C’est donc là-bas qu’est apparue une sensationnelle nouveauté. Certains nobles se sont fait confectionner des jeux de cartes qui se différenciaient des jeux normaux par l’ajout d’une série de 22 cartes richement illustrées qu’on appelait les « trionfi », les triomphes. Pourquoi un tel nom, on n’en est pas vraiment sûr mais il existe une explication plus convaincante que les autres : Dans l’Italie de la fin du Moyen-Âge et de la Renaissance il existait des processions triomphales organisées à l’occasion de l’entrée d’un souverain dans une ville ; ces processions, censées rappeler les triomphes romains, étaient l’occasion de réjouissances au cours desquelles des acteurs jouaient parfois des scènes allégoriques. Des allégories justement, on en trouve pléthore parmi les sujets des trionfi ; ces cartes ne seraient en fait qu’une reconstitution sur papier des processions triomphales du quattrocento.

tarot de Marseille

Quand on regarde ces cartes, il faut avoir en tête le fait qu’elles ont été créées par des hommes éloignés de nous de plusieurs siècles.

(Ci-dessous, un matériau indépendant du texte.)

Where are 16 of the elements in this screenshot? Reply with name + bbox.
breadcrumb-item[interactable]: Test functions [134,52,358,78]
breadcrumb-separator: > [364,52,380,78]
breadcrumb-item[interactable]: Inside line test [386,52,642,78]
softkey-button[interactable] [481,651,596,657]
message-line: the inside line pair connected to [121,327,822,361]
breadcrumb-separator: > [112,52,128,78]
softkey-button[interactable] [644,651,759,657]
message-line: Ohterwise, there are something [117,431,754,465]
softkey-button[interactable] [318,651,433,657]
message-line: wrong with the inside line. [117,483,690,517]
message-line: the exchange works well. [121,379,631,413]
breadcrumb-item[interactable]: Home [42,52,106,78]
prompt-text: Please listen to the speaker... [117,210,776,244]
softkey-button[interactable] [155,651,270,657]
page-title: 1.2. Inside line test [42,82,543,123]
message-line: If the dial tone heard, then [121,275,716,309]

Les sujets qui y sont représentés et qui nous semblent aujourd’hui étranges, mystérieux voire inquiétants étaient pour eux des thèmes familiers, courants dans l’iconographie de l’époque. Inutile d’y voir donc comme le feront certains plus tard le signe que ces cartes recèlent un quelconque pouvoir magique. Mais j’anticipe sur mon programme.

Avoir de jolies cartes, voilà qui est bel et bon. Mais jouer avec, c’est encore plus enthousiasmant ; à plus forte raison quand ces cartes sont arrivées dans les classes les mions riches de la société au cours du XVe siècle. D’objet de luxe (les cartes « aristocratiques » étaient peintes à la main et fréquemment dorées) elles sont devenues des produits de consommation (presque) courante produits en grand nombre. Autant dire que ça n’était pas pour le plaisir de les admirer, les masses laborieuses ayant autre chose à foutre de leur temps, c’est moi qui vous le dis !

À cartes spéciales, pouvoir spécial : ces trionfi avaient un rôle nouveau. Dans les jeux de levées (les plus couramment rencontrés en Europe, a fortiori à cette époque) chacune d’entre elles « bat » les cartes des séries régulières. Qu’importe que vous ayez joué la carte la plus forte de sa couleur, celui qui joue un des trionfi remporte la levée. Et quand deux trionfi sont joués ? Eh bien, il existe une hiérarchie entre eux comme pour les autres cartes. On finira même pour aider les joueurs débutants par numéroter ces cartes de 1 à 21 pour signaler clairement cette hiérarchie.

tarocco bolognese

J’entends les plus attentifs s’écrier qu’il a été question d’une numérotation de 1 à 21 alors que j’avais parlé de 22 cartes ! Ne paniquez pas, lecteurs assidus, l’explication est fort simple : l’une de ces cartes (il matto [le fou]) n’était pas numérotée car elle avait une fonction unique, elle servait tout bonnement à passer son tour lors d’une levée, permettant d’économiser une carte de la série demandée par le premier à jouer.

Plus qu’une nouveauté il s’agissait d’une véritable révolution qui ne tarda pas à se transmettre dans la majeure partie de l’Europe. Plus fort encore, ce principe sera adapté aux jeux qui ne contiennent pas de série de cartes supplémentaires, on le verra d’ailleurs traduit selon les langues par triomphe, trumf, trumpf, trump… Cette invention née dans un petit coin d’Émilie-Romagne allait s’avérer être une des plus grandes de toute l’histoire des jeux de cartes. Après avoir fait découvrir les cartes à jouer à toute l’Europe, l’Italie, une fois de plus, avait frappé fort.